Ku-Klux-Klan-Chef in Heilbronn gemeldet

Heilbronn - Der frühere Anführer der deutschen Sektion des rassistischen Geheimbundes Ku-Klux-Klans, Achim S., hat offenbar deutliche Bezüge nach Heilbronn.

Von Adrian Hoffmann

Der frühere Anführer der deutschen Sektion des rassistischen Geheimbundes Ku-Klux-Klans hatte eine Wohnung in einem Mehrfamilienhaus in der Stuttgarter Straße gemietet. Foto: Chris Petersen
Heilbronn - Der frühere Anführer der deutschen Sektion des rassistischen Geheimbundes Ku-Klux-Klans (KKK), Achim S., hat offenbar deutliche Bezüge nach Heilbronn. Der heute 37-Jährige war von April 2012 bis zuletzt hier gemeldet, hatte eine Wohnung in einem Mehrfamilienhaus in der Stuttgarter Straße im Heilbronner Süden gemietet.

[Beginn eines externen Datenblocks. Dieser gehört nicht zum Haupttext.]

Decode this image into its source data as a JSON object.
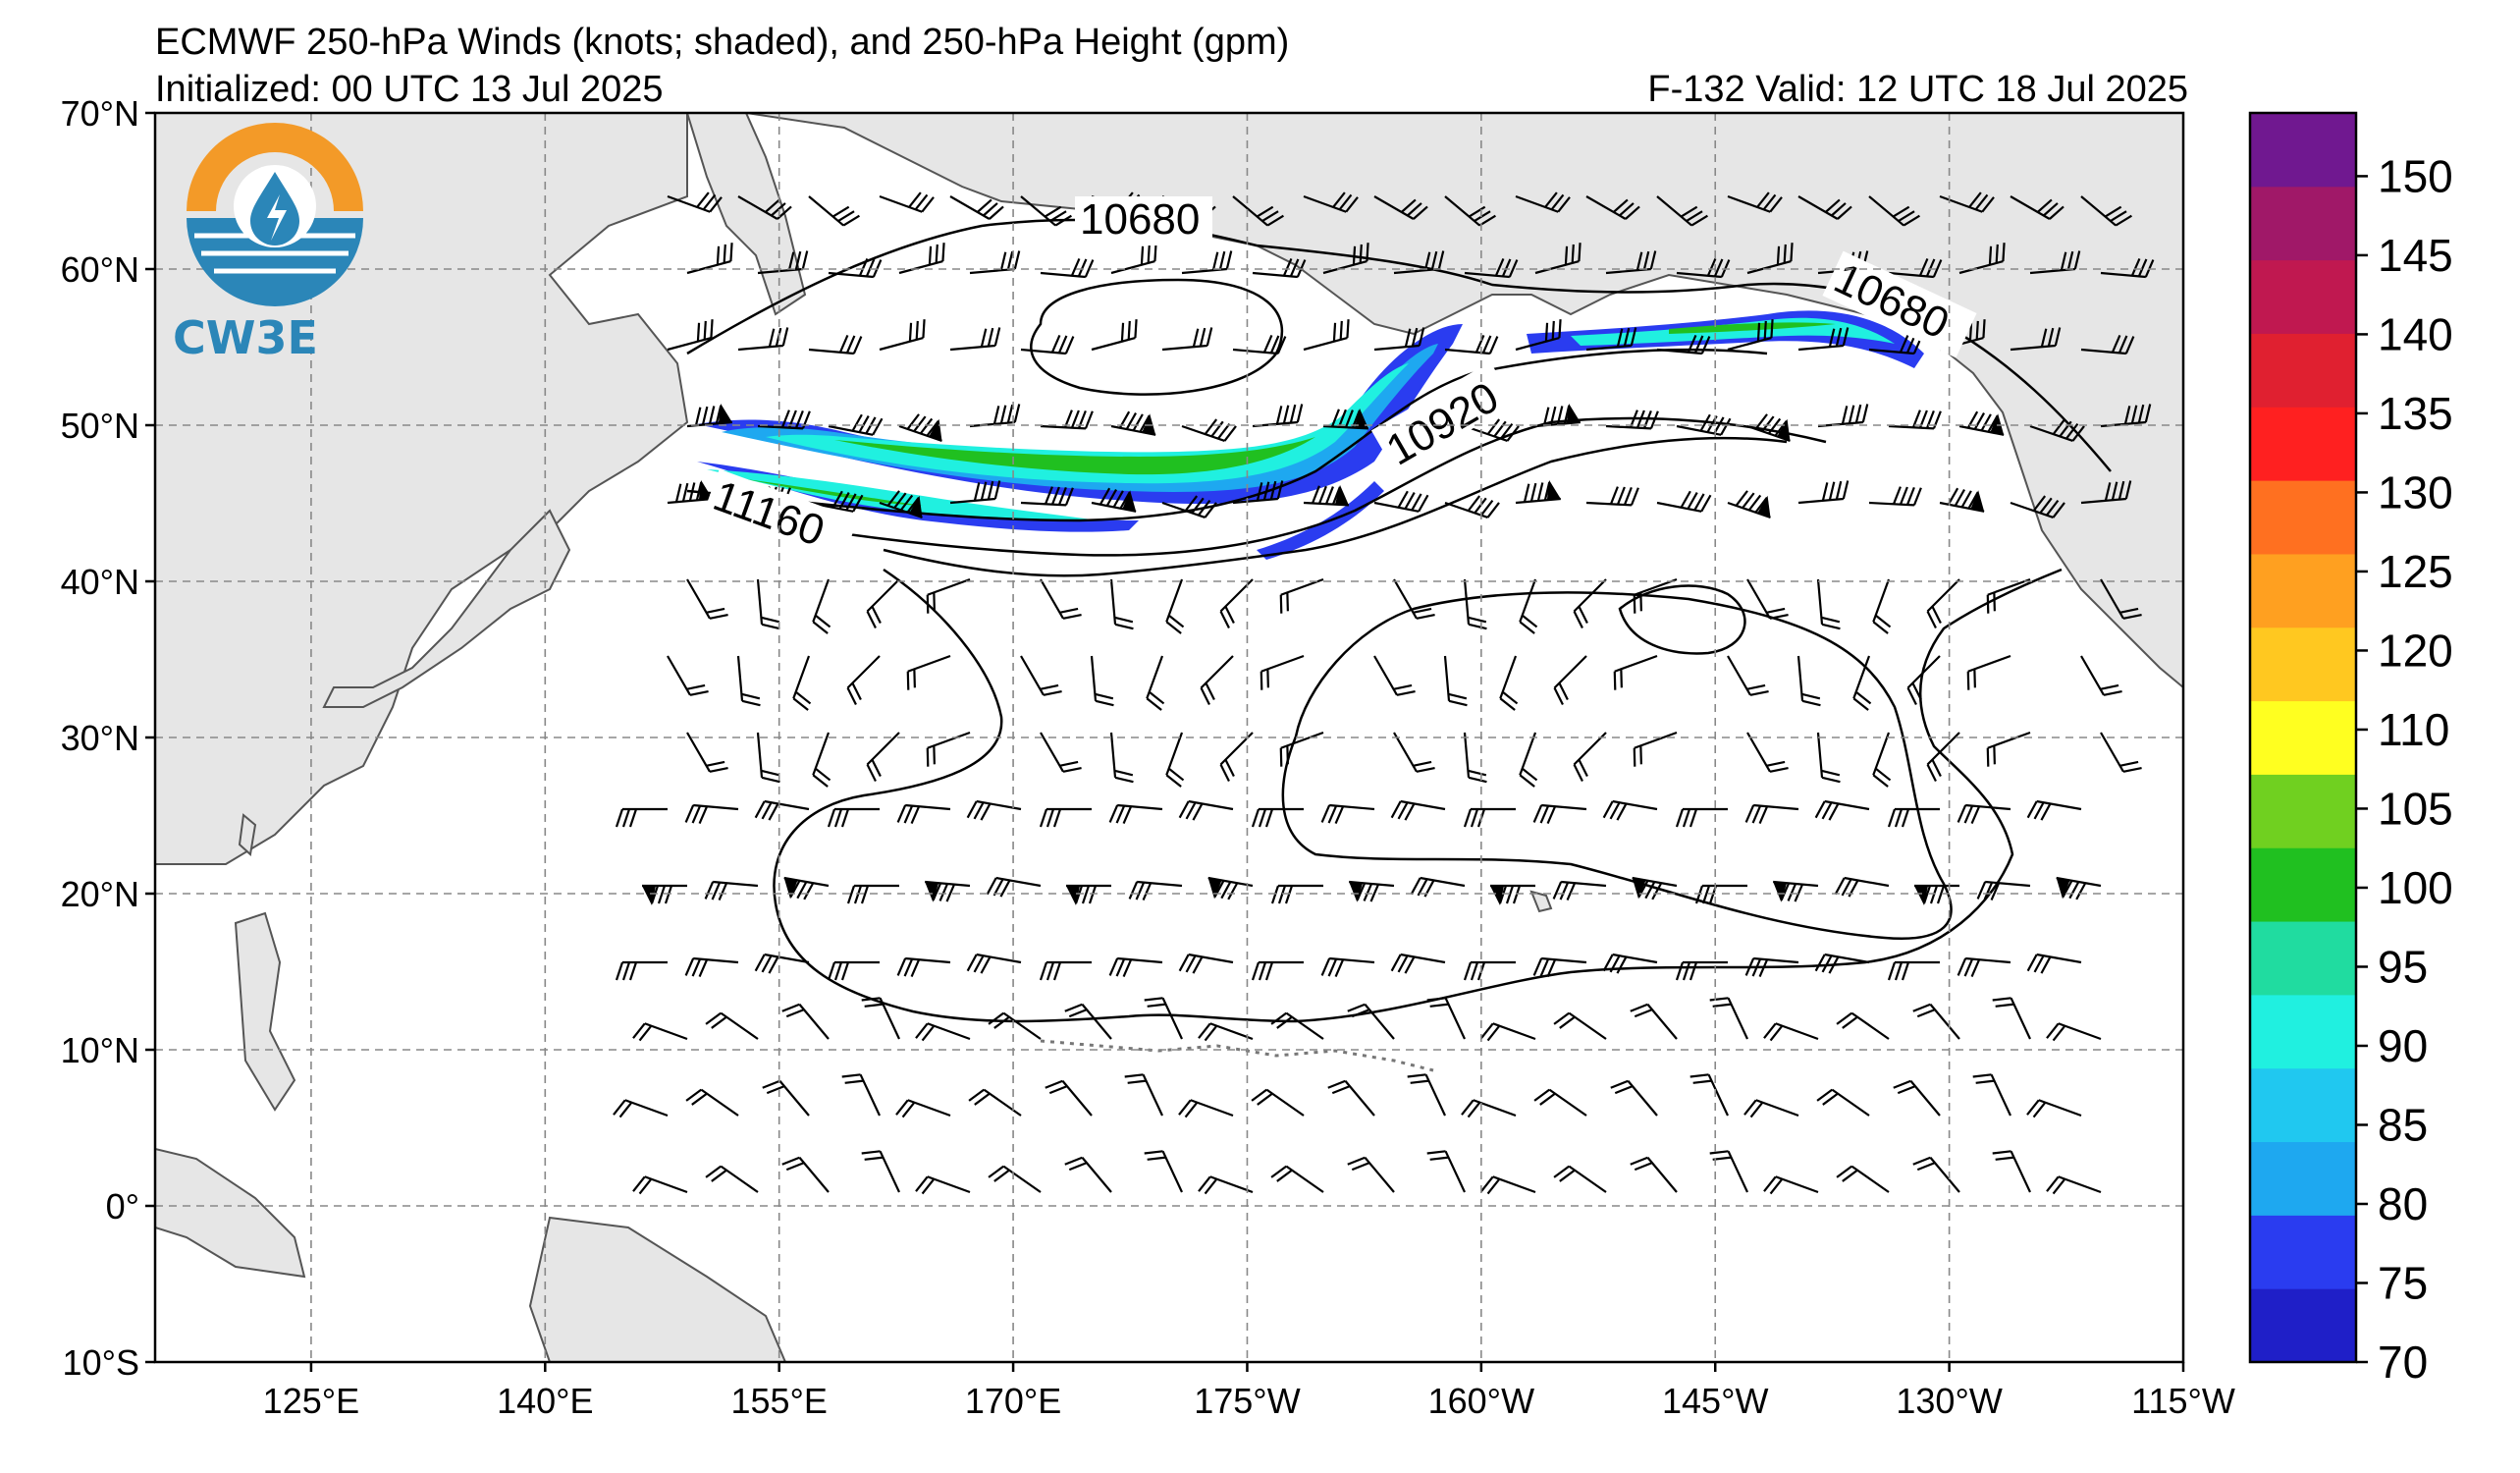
{
  "header": {
    "title": "ECMWF 250-hPa Winds (knots; shaded), and 250-hPa Height (gpm)",
    "initialized": "Initialized: 00 UTC 13 Jul 2025",
    "valid": "F-132  Valid: 12 UTC 18 Jul 2025"
  },
  "logo": {
    "text": "CW3E",
    "colors": {
      "orange": "#f39a28",
      "blue": "#2b86b8"
    }
  },
  "axes": {
    "lat_labels": [
      "70°N",
      "60°N",
      "50°N",
      "40°N",
      "30°N",
      "20°N",
      "10°N",
      "0°",
      "10°S"
    ],
    "lat_values": [
      70,
      60,
      50,
      40,
      30,
      20,
      10,
      0,
      -10
    ],
    "lon_labels": [
      "125°E",
      "140°E",
      "155°E",
      "170°E",
      "175°W",
      "160°W",
      "145°W",
      "130°W",
      "115°W"
    ],
    "lon_values": [
      125,
      140,
      155,
      170,
      185,
      200,
      215,
      230,
      245
    ],
    "lon_range": [
      115,
      245
    ],
    "lat_range": [
      -10,
      70
    ]
  },
  "contours": {
    "labels": [
      "10680",
      "10920",
      "11160",
      "10680"
    ]
  },
  "colorbar": {
    "ticks": [
      "70",
      "75",
      "80",
      "85",
      "90",
      "95",
      "100",
      "105",
      "110",
      "120",
      "125",
      "130",
      "135",
      "140",
      "145",
      "150"
    ],
    "colors": [
      "#1f1fc8",
      "#2a3cf0",
      "#1ea8f0",
      "#20c8f0",
      "#20f0e0",
      "#20dca0",
      "#20c020",
      "#70d020",
      "#ffff20",
      "#ffc820",
      "#ffa020",
      "#ff7020",
      "#ff2020",
      "#e02030",
      "#c01850",
      "#a01868",
      "#701890"
    ]
  }
}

Von dort aus soll er eine Firma, die mit Kundenadressdaten handelt, betrieben haben. Auf Klingelschild und Briefkasten stehen noch heute sein Name und die Firmenbezeichnung. Allerdings soll S. nach Angaben eines Nachbarn seit bereits mindestens zwei Monaten nicht mehr in Heilbronn gewesen sein.

Ein Gerichtsvollzieher sei bereits im Haus gewesen, es gingen zudem jede Menge Briefe von Inkassofirmen ein, sagt der Nachbar, der eine Zeit lang Geschäftspartner von S. gewesen sein will.

S. soll sich demnach in Schleswig-Holstein aufhalten, in der Gemeinde Boostedt im Süden des Landkreises Bad Segeberg. Nach Informationen unserer Zeitung wurde gegen ihn in den vergangenen Jahren mehrmals wegen Betrugs ermittelt.

Dienstgeheimnis

Am Mittwoch war bekannt geworden, dass die Verwicklungen baden-württembergischer Sicherheitsbehörden mit dem Ku-Klux-Klan offensichtlich eine größere Dimension haben als bisher angenommen. Innenminister Reinhold Gall (SPD) bestätigte, dass ein Verfassungsschützer geheime Informationen an den KKK verraten haben soll.

Demnach soll der Mann im Jahr 2002 ein KKK-Führungsmitglied in Schwäbisch Hall darüber informiert haben, dass Sicherheitsbehörden dessen Telefongespräche abhörten. Noch nicht äußern wollte sich Gall zu Angaben, wonach das besagte KKK-Mitglied ein Informant („V-Mann“) des Verfassungsschutzes war. (wir berichteten).

Polizistenmord

Bereits im August berichtete die Heilbronner Stimme, dass zwei baden-württembergische Polizisten kurzzeitig dem Ku-Klux-Klan angehörten. Einer von ihnen war am Tag der Ermordung von Polizistin Kiesewetter Gruppenführer ihrer Bereitschaftspolizei-Einheit in Heilbronn. Eigenen Angaben nach will er sich zum Zeitpunkt von Kieseswetters Ermordung in der Nähe des Heilbronner Bahnhofs aufgehalten haben (wir berichteten).